The model parameters are consistent with the description in
Section 3.2. The experimental results are the average of 10 experimental tests. The accuracy is shown in
Table 5, and the classification effect is shown in
Figure 16.
As shown in
Table 5, ECCN and CNN have 100% accuracy in the three single fault states of normal bearing, inner ring fault, and outer ring fault. Compared with DECN and DDCN, the highest accuracy is 59% and 70.4%, which are increased by 41% and 29.6%, respectively. In the recognition of compound faults, ECCN has a high accuracy of 91.35%. Compared with the accuracy of 34.8% of DECN and 69.5% of DDCN, the accuracy of the compound fault recognition is increased by 56.5% and 21.85%, respectively. The experimental results show that ECCN not only has a good effect on the fault diagnosis of the bearing inner ring and outer ring. Through the learning of two types of single faults, it is also possible to identify compound faults in which the inner and outer rings fail at the same time.

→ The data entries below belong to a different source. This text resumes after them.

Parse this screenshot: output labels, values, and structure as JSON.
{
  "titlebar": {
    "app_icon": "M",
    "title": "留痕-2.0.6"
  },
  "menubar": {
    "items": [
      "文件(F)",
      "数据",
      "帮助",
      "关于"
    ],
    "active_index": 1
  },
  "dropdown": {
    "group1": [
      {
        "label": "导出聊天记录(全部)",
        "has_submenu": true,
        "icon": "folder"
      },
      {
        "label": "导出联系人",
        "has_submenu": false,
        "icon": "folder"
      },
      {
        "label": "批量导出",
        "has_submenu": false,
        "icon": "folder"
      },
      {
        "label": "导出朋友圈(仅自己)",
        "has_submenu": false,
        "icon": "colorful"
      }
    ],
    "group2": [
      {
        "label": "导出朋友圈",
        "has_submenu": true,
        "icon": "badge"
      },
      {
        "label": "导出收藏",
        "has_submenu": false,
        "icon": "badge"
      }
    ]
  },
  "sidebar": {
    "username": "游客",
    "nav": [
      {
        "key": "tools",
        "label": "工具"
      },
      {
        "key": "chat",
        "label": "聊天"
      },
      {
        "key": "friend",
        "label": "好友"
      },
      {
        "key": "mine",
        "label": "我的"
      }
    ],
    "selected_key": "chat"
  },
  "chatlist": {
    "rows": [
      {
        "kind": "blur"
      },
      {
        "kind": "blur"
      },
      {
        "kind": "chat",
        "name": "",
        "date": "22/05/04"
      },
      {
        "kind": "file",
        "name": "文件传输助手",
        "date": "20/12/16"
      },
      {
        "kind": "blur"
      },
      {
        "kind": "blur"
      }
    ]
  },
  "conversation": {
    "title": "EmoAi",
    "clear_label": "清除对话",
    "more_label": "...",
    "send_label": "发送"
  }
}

In order to show the classification effect of ECCN more clearly, this paper uses the classification confusion matrix to display the classification results of the four methods. The differences in the identification of the compound faults between the different methods are compared and analyzed. As shown in
Figure 16, in the CNN method, 60% of the compound fault data of the inner and outer rings are identified as outer ring faults, and 20% of the compound fault data of the inner and outer rings are identified as inner ring faults. Therefore, similar to the RV experiment, when the training data for composite faults is lacking, CNN cannot effectively identify the faults.
Although DECN and DDCN have accuracy rates of 34.8% and 69.5% in the identification of compound faults, they have poor identification results for the three states of normal bearing, inner ring fault, and outer ring fault. Among them, 32% of the normal bearing is identified as an inner ring and normal data by the DECN method, 66% of the outer ring fault data is identified as normal, and 33% of the inner ring fault is identified as an inner and outer ring compound fault. The DDCN method divides the normal fault into an outer loop fault, 19% of the outer loop fault is identified as an outer loop plus normal, and 46% of the inner loop fault is identified as an inner and outer loop compound fault. Compared with DDCN and DECN, the proposed method not only has a better effect on bearing single fault identification, but also achieves 91% accuracy in bearing composite fault identification, and has better results in both single fault and composite faults.